Was their Goddess performing another great miracle for her favored people? Were her great rocs flinging them more white goats to gore at her feet, the people wondered, “Oo-ae, Oo-ae!” Was it portend of fortune or portend of doom?
“So,” the Raja said to the English woman and man, “the Major lied like a gentleman! Good old Major! I didn’t think he had it in him.”
An excited guard called his attention to something, and the Raja looked out again to where the man motioned. He stood watching, looking down from the balcony, gave an order, at which several of the soldiers hurried away, then turned and went to them who still were his prisoners. “One of the machines has landed,” he told Traherne casually. “An officer is coming this way—he looks a mere boy.”
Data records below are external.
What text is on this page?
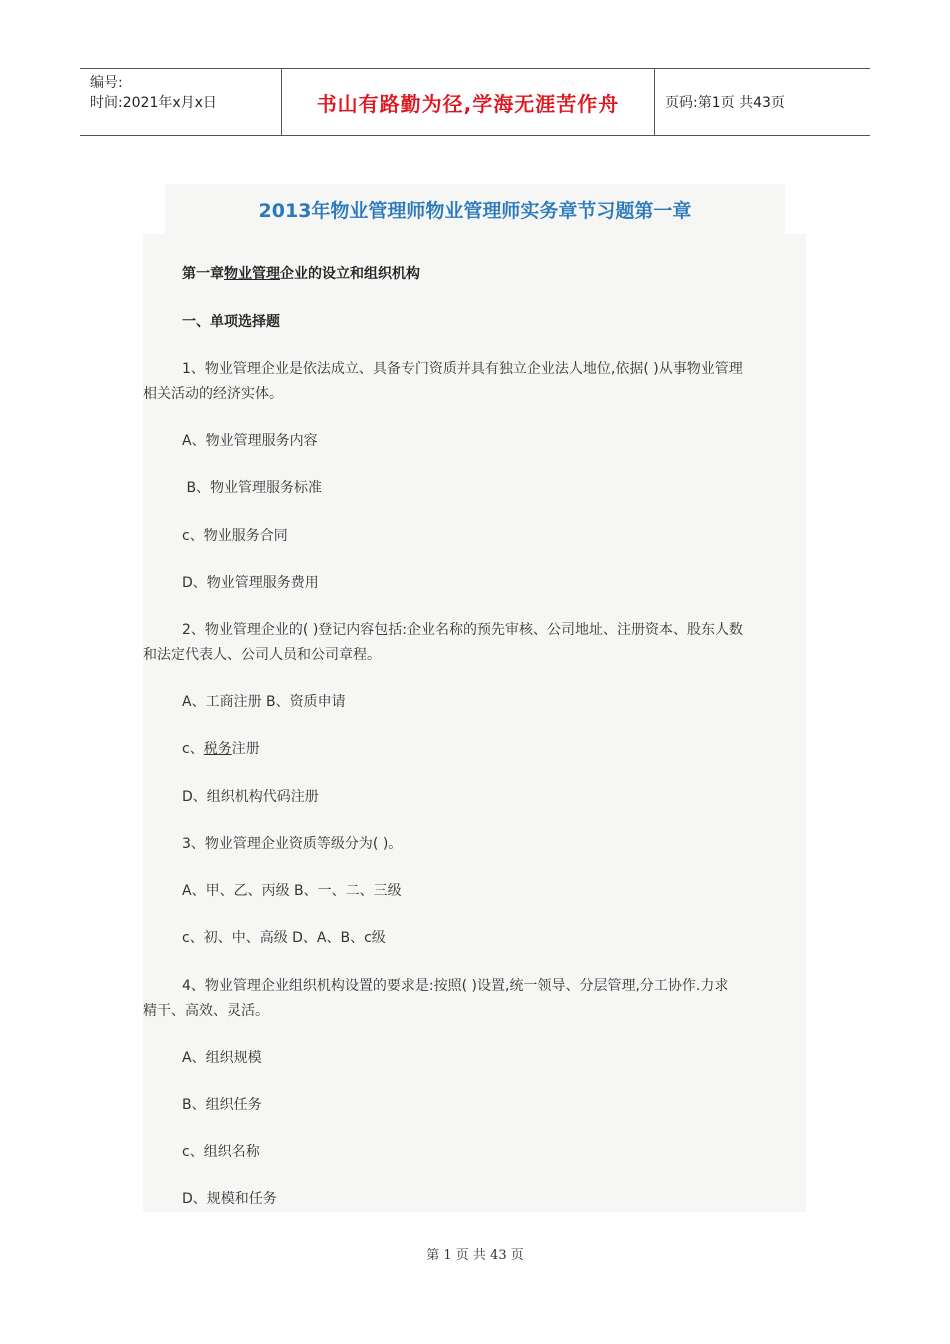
编号:
时间:2021年x月x日	书山有路勤为径,学海无涯苦作舟	页码:第1页 共43页
2013年物业管理师物业管理师实务章节习题第一章
第一章物业管理企业的设立和组织机构
一、单项选择题
1、物业管理企业是依法成立、具备专门资质并具有独立企业法人地位,依据( )从事物业管理
相关活动的经济实体。
A、物业管理服务内容
B、物业管理服务标准
c、物业服务合同
D、物业管理服务费用
2、物业管理企业的( )登记内容包括:企业名称的预先审核、公司地址、注册资本、股东人数
和法定代表人、公司人员和公司章程。
A、工商注册 B、资质申请
c、税务注册
D、组织机构代码注册
3、物业管理企业资质等级分为( )。
A、甲、乙、丙级 B、一、二、三级
c、初、中、高级 D、A、B、c级
4、物业管理企业组织机构设置的要求是:按照( )设置,统一领导、分层管理,分工协作.力求
精干、高效、灵活。
A、组织规模
B、组织任务
c、组织名称
D、规模和任务
第 1 页 共 43 页
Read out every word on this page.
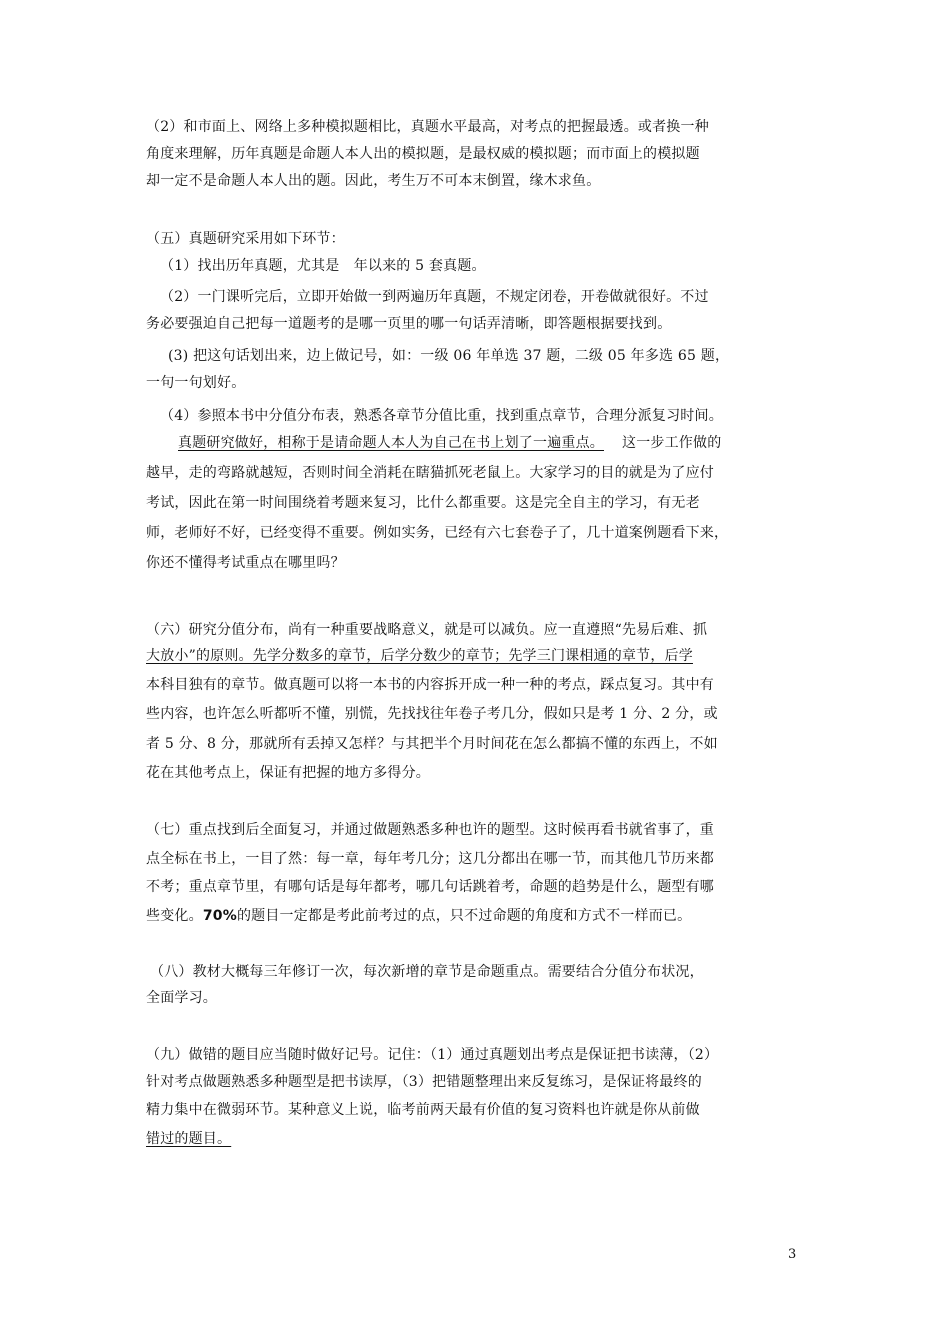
（2）和市面上、网络上多种模拟题相比，真题水平最高，对考点的把握最透。或者换一种
角度来理解，历年真题是命题人本人出的模拟题，是最权威的模拟题；而市面上的模拟题
却一定不是命题人本人出的题。因此，考生万不可本末倒置，缘木求鱼。
（五）真题研究采用如下环节：
（1）找出历年真题，尤其是　年以来的 5 套真题。
（2）一门课听完后，立即开始做一到两遍历年真题，不规定闭卷，开卷做就很好。不过
务必要强迫自己把每一道题考的是哪一页里的哪一句话弄清晰，即答题根据要找到。
(3) 把这句话划出来，边上做记号，如：一级 06 年单选 37 题，二级 05 年多选 65 题，
一句一句划好。
（4）参照本书中分值分布表，熟悉各章节分值比重，找到重点章节，合理分派复习时间。
真题研究做好，相称于是请命题人本人为自己在书上划了一遍重点。 这一步工作做的
越早，走的弯路就越短，否则时间全消耗在瞎猫抓死老鼠上。大家学习的目的就是为了应付
考试，因此在第一时间围绕着考题来复习，比什么都重要。这是完全自主的学习，有无老
师，老师好不好，已经变得不重要。例如实务，已经有六七套卷子了，几十道案例题看下来，
你还不懂得考试重点在哪里吗？
（六）研究分值分布，尚有一种重要战略意义，就是可以减负。应一直遵照“先易后难、抓
大放小”的原则。先学分数多的章节，后学分数少的章节；先学三门课相通的章节，后学
本科目独有的章节。做真题可以将一本书的内容拆开成一种一种的考点，踩点复习。其中有
些内容，也许怎么听都听不懂，别慌，先找找往年卷子考几分，假如只是考 1 分、2 分，或
者 5 分、8 分，那就所有丢掉又怎样？与其把半个月时间花在怎么都搞不懂的东西上，不如
花在其他考点上，保证有把握的地方多得分。
（七）重点找到后全面复习，并通过做题熟悉多种也许的题型。这时候再看书就省事了，重
点全标在书上，一目了然：每一章，每年考几分；这几分都出在哪一节，而其他几节历来都
不考；重点章节里，有哪句话是每年都考，哪几句话跳着考，命题的趋势是什么，题型有哪
些变化。70%的题目一定都是考此前考过的点，只不过命题的角度和方式不一样而已。
（八）教材大概每三年修订一次，每次新增的章节是命题重点。需要结合分值分布状况，
全面学习。
（九）做错的题目应当随时做好记号。记住：（1）通过真题划出考点是保证把书读薄，（2）
针对考点做题熟悉多种题型是把书读厚，（3）把错题整理出来反复练习，是保证将最终的
精力集中在微弱环节。某种意义上说，临考前两天最有价值的复习资料也许就是你从前做
错过的题目。
3
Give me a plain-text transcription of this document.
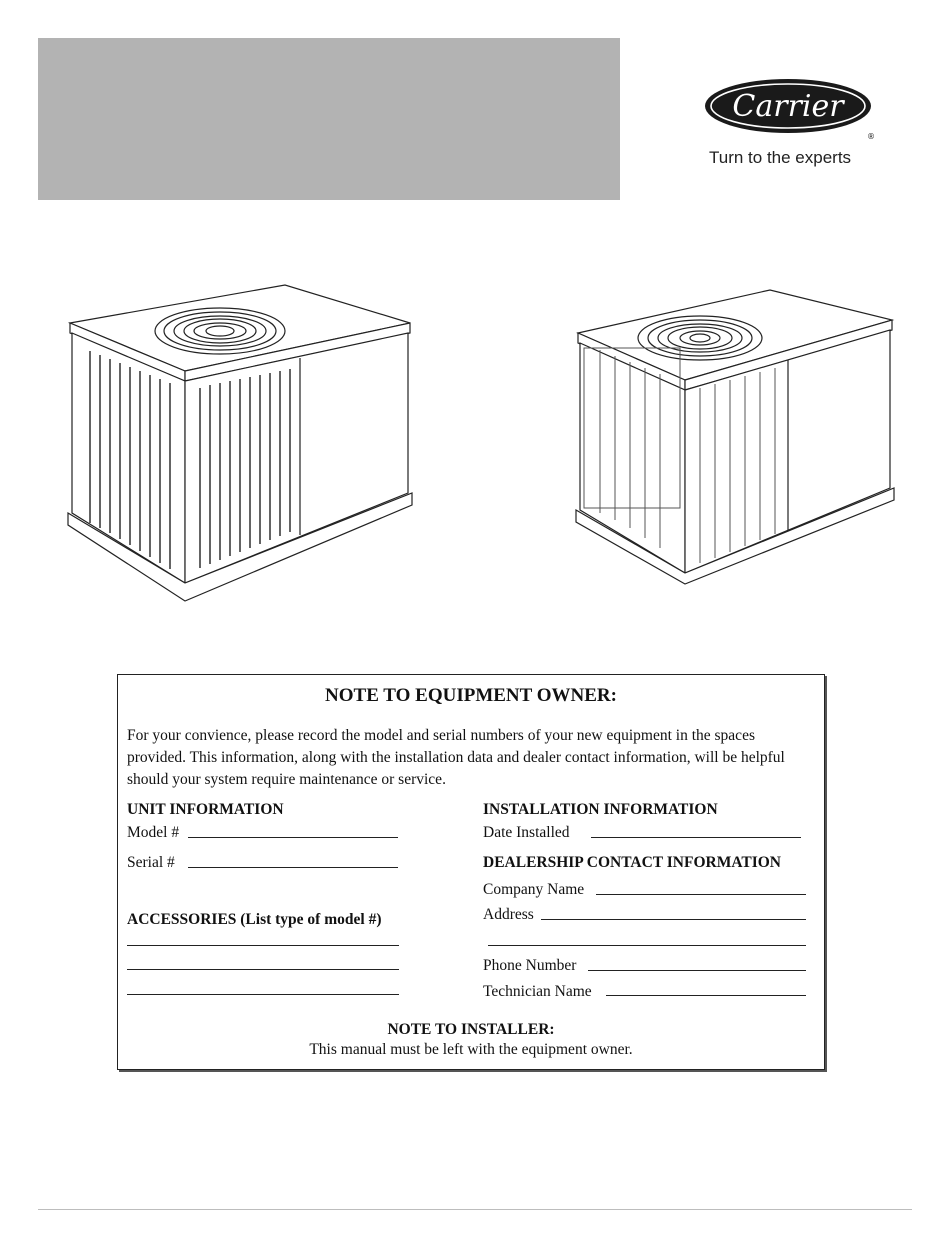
Carrier
®
Turn to the experts
NOTE TO EQUIPMENT OWNER:
For your convience, please record the model and serial numbers of your new equipment in the spaces provided. This information, along with the installation data and dealer contact information, will be helpful should your system require maintenance or service.
UNIT INFORMATION
Model #
Serial #
ACCESSORIES (List type of model #)
INSTALLATION INFORMATION
Date Installed
DEALERSHIP CONTACT INFORMATION
Company Name
Address
Phone Number
Technician Name
NOTE TO INSTALLER:
This manual must be left with the equipment owner.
“The conquerors of the air have all been mere boys,” Dr. Traherne asserted.
The Raja smiled. “I have given orders,” he said, “that he shall be brought here unharmed. Perhaps I had better receive him with some ceremony—”
He went slowly back to his glittering chair of sovereign state, sat himself down on it cross-legged, and settled his wonderful robes carefully about him, commanded his priests to, and they ranged themselves near him. And the Raja wondered if ever again he’d sit on the throne, his almost from birth, the throne his fathers had sat on and ruled from for long years. But the man was game. Give him his due.
“You said just now, Dr. Traherne,” he remarked after a moment, “that you were saved. Are you so certain of that?”
“Certain?” Traherne echoed. His inflection was question, but even more it was retort and proud assertion, and his tired eyes glowed. And the woman whose hand clung in his felt the warmth of his fingers.
“How many men does each of these hummingbirds carry?” Rukh queried skeptically.